Pandemic takes toll on youth’s mental health

Many say online education not preparing them for desired careers

Pandemic takes toll on youth’s mental health
More than one-quarter of Canadian youth are taking classes exclusively online, finds a survey.

The COVID-19 virus is definitely taking a toll on younger people in Canada.

More than half (51 per cent) say the pandemic has negatively impacted their mental health and 45 per cent say the pandemic has negatively impacted their optimism for the future.

Among workers, 47 per cent of those working full-time are doing so from home or at least part-time, finds an RBC survey. And more than half have faced severe job interruptions such as reduced hours and termination.

Employment losses in January were more than twice as large among youth aged 15 to 19 (74,000 or 9.3 per cent) than among those aged 20 to 24 (34,000 or 2.2 per cent), says Statistics Canada.

"The global COVID-19 pandemic has completely upended the lives of young people across our country.

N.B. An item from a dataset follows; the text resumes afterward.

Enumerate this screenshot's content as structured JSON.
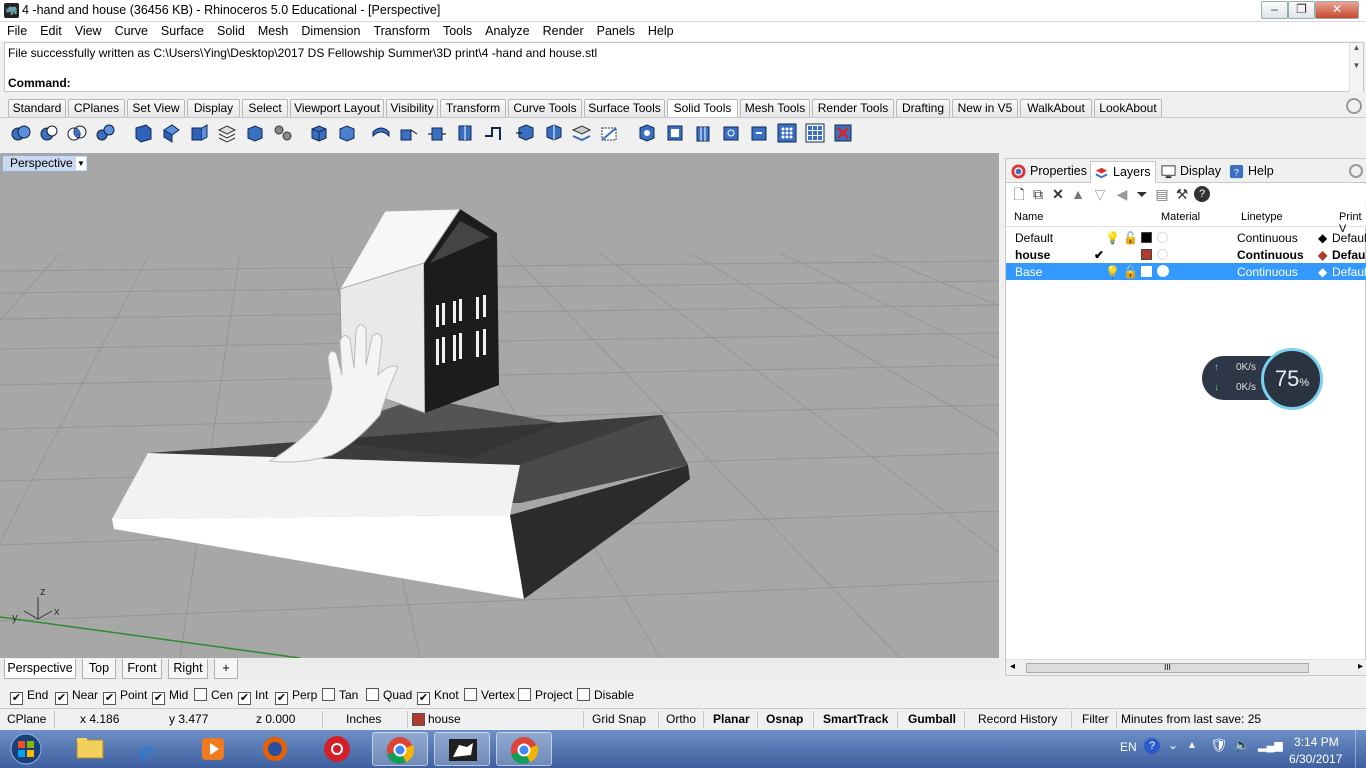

It's not surprising that they are feeling less confident when it comes to getting the jobs they aspire to," says Mark Beckles, vice-president of social impact and innovation at RBC.

Education lacking

Seven in 10 (70 per cent) young Canadians are learning remotely to some extent and 28 per cent are attending classes exclusively online, finds the RBC survey of 1,800 Canadians aged 14 to 29.

The result? Forty-five per cent say that the education they are receiving online is doing a worse job of preparing them for their desired career.

Nearly a third of young people globally feel their current education is not preparing them with the skills they need to get jobs, according to an earlier report from UNICEF.